41 cremonesi su 100 sono pensionati. Forti divari di genere, grandi disuguaglianze e povertà crescente. SPI CGIL traccia un disegno dello stato delle pensioni in provincia
Con una leggerissima flessione rispetto al 2022, a settembre 2023 le prestazioni pensionistiche erogate nella nostra provincia sono 117.174. Questo dato include pensioni private (59.540), autonome (39.463), prestazioni assistenziali (18.160). Aggiungendo le prestazioni per i dipendenti pubblici, il totale sale a 143.770 pensioni.
Ad analizzare i numeri è Mimmo Palmieri, Segretario Generale dello SPI CGIL, oltre 18.500 iscritti in provincia e una presenza capillare, in 93 comuni del territorio: "il dato complessivo è già di per sé significativo dal punto di vista demografico: il 41% dei cremonesi è in pensione. Un dato che, se esteso al livello regionale, è allarmante".
È entrando nel merito della qualità delle pensioni erogate che, secondo Palmieri, le preoccupazioni aumentano: "estremamente preoccupante è il tema della distribuzione del reddito, che non lascia le pensioni esenti da disuguaglianze e povertà". Sono infatti circa il 65% (76.541) le pensioni di importo inferiore a 1.000€, mentre sono 17.048 le pensioni che superano i 2280€ lordi.
Un'altra grande criticità evidenziata dal Sindacato Pensionati della CGIL è il divario di genere: "se da un punto di vista quantitativo le pensioni erogate si suddividono in un 45% a pensionati uomini e 55% a donne, da un punto di vista qualitativo il divario è enorme: per gli uomini l'importo di erogazione medio è di 1.514,28€, contro gli 833,38€ per le donne". Una differenza di quasi 700€ mensili, in media, per i redditi pensionistici da anzianità e vecchiaia.
Sul piano nazionale la CGIL avanza da tempo delle proposte che hanno l'obiettivo di garantire trattamenti dignitosi ed equi, rapportati al costo della vita, richieste rivendicate in piattaforme siglate unitariamente a CISL e UIL, affinché si approvi una vera riforma delle pensioni. "È indispensabile superare la Legge Monti-Fornero che fa danni ancora oggi, basterebbero pochi punti: flessibilità in uscita da 62 anni o 41 di contributi e una garanzia per giovani, precari e discontinui, così come riconoscere il valore dei lavori gravosi e precoci e superare definitivamente le differenze di genere.
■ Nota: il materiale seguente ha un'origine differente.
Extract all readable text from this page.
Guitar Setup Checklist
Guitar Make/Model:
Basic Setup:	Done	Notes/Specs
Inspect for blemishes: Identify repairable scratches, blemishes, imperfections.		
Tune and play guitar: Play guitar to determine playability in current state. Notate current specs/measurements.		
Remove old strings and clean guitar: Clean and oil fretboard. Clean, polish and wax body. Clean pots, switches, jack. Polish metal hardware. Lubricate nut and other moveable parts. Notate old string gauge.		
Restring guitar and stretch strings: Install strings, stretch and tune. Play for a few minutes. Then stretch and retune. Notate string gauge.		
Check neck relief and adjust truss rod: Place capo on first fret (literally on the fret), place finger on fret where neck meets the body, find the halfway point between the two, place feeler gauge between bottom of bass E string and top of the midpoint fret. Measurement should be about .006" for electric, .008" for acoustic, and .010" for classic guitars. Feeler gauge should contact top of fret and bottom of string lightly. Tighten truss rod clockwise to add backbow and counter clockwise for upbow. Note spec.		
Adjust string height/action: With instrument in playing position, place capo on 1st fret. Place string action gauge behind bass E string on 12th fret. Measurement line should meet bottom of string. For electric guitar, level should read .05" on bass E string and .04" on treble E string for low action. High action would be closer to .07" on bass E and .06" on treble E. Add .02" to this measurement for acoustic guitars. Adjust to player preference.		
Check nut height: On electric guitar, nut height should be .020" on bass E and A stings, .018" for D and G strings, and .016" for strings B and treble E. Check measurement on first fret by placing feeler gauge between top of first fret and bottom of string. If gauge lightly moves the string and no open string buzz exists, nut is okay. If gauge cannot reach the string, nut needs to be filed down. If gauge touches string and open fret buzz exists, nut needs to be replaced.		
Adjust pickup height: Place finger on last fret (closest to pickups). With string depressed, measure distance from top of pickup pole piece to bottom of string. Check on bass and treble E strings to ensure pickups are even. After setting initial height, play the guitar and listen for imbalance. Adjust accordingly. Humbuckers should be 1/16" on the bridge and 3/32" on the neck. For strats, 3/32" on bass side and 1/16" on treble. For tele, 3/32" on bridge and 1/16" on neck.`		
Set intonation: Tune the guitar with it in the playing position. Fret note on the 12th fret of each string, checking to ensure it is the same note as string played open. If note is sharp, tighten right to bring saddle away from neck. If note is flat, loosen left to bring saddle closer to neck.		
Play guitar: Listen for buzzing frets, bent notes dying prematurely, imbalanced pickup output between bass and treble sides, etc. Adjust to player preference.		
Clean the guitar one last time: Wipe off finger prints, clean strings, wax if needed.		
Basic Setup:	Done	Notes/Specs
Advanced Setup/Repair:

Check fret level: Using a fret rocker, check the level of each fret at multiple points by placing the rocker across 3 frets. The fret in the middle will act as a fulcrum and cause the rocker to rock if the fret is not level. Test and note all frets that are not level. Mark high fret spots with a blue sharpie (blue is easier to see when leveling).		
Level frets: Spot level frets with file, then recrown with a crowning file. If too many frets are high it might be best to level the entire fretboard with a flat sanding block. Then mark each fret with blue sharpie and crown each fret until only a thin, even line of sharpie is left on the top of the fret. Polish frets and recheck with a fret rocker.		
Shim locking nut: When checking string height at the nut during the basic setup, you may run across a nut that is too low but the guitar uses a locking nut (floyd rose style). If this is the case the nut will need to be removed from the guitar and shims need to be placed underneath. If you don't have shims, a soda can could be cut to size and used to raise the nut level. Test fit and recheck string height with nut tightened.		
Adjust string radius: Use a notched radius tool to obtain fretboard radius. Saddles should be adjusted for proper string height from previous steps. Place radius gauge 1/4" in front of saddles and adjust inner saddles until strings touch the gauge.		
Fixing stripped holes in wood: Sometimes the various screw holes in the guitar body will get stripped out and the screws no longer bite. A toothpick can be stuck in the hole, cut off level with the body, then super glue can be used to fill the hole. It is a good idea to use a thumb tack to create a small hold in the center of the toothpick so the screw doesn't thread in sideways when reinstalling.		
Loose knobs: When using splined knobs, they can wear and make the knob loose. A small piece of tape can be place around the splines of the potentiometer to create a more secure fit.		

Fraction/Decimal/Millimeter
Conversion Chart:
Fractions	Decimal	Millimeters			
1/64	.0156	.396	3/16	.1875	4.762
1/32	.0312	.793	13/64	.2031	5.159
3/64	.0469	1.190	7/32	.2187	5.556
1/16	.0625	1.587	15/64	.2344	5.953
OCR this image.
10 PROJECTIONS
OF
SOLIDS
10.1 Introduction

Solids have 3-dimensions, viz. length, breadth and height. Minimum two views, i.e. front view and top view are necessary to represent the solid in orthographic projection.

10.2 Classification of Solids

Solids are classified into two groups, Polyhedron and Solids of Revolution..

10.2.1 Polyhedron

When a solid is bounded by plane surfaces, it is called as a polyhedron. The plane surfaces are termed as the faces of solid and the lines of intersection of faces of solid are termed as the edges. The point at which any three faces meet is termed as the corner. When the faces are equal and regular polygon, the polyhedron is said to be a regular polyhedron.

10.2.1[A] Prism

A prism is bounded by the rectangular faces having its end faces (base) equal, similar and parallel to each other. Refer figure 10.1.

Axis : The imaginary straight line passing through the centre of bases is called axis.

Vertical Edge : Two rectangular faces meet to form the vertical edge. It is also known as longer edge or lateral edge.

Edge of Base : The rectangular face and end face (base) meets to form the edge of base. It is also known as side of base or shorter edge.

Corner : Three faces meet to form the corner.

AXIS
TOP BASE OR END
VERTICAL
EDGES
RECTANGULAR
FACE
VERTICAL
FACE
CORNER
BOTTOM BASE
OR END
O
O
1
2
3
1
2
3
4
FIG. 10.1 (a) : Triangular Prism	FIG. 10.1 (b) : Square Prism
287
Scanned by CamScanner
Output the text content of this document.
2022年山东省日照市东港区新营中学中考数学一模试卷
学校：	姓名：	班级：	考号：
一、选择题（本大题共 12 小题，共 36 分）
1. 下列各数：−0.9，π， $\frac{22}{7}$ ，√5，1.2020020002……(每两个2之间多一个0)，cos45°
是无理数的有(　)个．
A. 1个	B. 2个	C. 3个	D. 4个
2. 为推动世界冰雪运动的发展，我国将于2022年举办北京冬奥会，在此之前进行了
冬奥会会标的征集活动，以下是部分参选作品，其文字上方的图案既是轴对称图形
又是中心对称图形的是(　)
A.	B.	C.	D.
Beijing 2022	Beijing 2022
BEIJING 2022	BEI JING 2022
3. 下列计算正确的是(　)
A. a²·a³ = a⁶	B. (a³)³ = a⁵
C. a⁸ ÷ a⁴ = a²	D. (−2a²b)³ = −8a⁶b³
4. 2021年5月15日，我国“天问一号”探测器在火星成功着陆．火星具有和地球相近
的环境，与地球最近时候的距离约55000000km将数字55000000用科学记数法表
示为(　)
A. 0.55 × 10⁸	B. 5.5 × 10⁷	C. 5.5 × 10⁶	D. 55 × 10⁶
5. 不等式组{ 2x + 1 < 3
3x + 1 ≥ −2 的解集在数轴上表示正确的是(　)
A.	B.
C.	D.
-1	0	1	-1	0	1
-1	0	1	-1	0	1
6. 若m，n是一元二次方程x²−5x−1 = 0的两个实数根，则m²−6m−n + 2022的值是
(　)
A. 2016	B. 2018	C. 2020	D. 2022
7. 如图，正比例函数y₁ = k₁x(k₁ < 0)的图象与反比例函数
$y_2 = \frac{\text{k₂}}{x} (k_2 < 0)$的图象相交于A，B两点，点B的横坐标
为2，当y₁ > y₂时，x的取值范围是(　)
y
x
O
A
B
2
Bisogna garantire il potere di acquisto di chi ha lavorato una vita e oggi viene ancora trattato come un bancomat e non arriva a fine mese".
Palmieri prosegue poi con una valutazione di quanto fatto finora dal Governo Meloni: "Continua a fare cassa sui pensionati peggiorando il meccanismo di perequazione e taglia le rivalutazioni a partire da redditi medio-bassi. Vengono riviste al ribasso le aliquote di rendimento per i dipendenti pubblici".
"Siamo scesi in piazza e continueremo a farlo - conclude il Segretario Generale dello SPI - perché nessuna delle nostre richieste, che rappresentano i bisogni di milioni di pensionati e che reputiamo semplicemente di buonsenso, trova risposta da questo governo, che anzi decide ancora una volta di fare CASSA sui pensionati, privilegiando, ancora una volta, chi evade, chi ha speculato sulle crisi."